The market watchdog, SEBI, has recently amended the existing framework for fundraising via the issuance of debt securities by large corporates (LCs) in an attempt to incentivize them. There is a stark contrast in the amended provisions when compared to the penal provisions found in the current framework.
Applicable from the Financial Year (FY) 2025 (i.e., FY April 1, 2024 – March 31, 2025 or January 1, 2024-December 31, 2024, as may be applicable), under the new framework the LCs (except for Scheduled Commercial Banks) are to mandatorily raise 25% of their qualified borrowing for the financial year subsequent to the financial year in which it is identified as an LC, through issuance of debt securities. The mandatory requirement of fundraising through debt securities has to be met over a contiguous block of three years, beginning the financial year in which qualified borrowing is raised by LC.
The term ‘qualified borrowing’ used in the amended framework subsumes the term ‘incremental borrowing’ appearing in the existing framework. While doing so, SEBI has also hiked the outstanding long-term borrowings threshold from INR 100 crores to INR 1000 crores for any entity to be identified as an LC, thereby reducing the coverage of LCs from what it is now.
Let us understand this with the help of an example.
Suppose the entity is qualified as an LC on March 31, 2024. It has raised qualified borrowing during the FY 2025 (April 1, 2024-March 31, 2025) of INR 100 crores. In this case, the entity is mandatorily required to raise 25% of its qualified borrowing i.e., INR 25 crores through debt securities. Such a requirement needs to be fulfilled over a block of three years i.e., FY 2025, FY 2026 and FY 2027.

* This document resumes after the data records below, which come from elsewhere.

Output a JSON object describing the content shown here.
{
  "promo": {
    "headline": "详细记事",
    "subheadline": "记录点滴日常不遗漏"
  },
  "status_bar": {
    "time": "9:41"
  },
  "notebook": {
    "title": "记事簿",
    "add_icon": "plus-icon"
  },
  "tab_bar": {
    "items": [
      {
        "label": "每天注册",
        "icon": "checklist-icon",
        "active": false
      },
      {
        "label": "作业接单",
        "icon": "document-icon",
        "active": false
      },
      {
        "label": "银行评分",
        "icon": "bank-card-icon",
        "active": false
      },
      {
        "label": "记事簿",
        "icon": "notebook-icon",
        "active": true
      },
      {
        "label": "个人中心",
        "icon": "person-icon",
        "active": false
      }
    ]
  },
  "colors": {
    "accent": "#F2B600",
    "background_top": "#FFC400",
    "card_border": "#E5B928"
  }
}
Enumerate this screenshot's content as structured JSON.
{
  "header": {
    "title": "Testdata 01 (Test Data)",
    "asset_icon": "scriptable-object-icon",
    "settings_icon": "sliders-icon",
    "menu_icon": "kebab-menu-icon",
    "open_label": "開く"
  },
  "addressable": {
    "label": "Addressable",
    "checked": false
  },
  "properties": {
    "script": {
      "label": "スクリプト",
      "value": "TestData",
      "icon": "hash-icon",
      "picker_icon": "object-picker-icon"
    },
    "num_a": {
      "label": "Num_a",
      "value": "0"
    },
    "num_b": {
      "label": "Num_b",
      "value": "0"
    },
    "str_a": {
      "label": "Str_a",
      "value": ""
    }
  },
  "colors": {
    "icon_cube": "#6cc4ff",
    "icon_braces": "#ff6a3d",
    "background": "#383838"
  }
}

Where the actual borrowings through debt securities made by LC is more than 25%, the LC would be allowed the following incentives:
Reduction in Annual Listing Fee of a third year from the three-year block (e.g., FY 2027 in the above example) payable on listed debt securities or non-convertible redeemable preference shares ranging from 2% to 10%.
Credit by way of reduction in contribution to Core Settlement Guarantee Fund (SGF) of Limited Purpose Clearing Corporation (LPCC) ranging from 0.01% to 0.05%.
On the other side, in case there is a shortfall, a disincentive in the form of additional contribution to the core SGF shall apply.
Since the new norms push out the penal provisions and notify disincentives, the existing framework has been amended to bring it at par by abolishing the monetary penalty of 0.2% in case of a shortfall.
In other words, listed entities which are identified as LCs beginning from FY 2021 based on the existing criteria can raise the funds through debt securities over a block of three years without attracting any penalty on shortfall. However, the existing LCs should endeavour to meet 25% of their incremental borrowing done during FY 2022, FY 2023 and FY 2024 respectively from the debt market by March 31, 2024, failing which such LCs are required to provide a one-time explanation in their Annual Report for FY 2024.
The new norms would aid in ease of compliance as well as ease of doing business and promote the corporate debt market.
About the authors: Safir Anand is a Senior Partner and Head of Department (Trademarks, contractual and commercial IP) at Anand and Anand. Deepanshu Aggarwal is a Consultant – Corporate at the firm.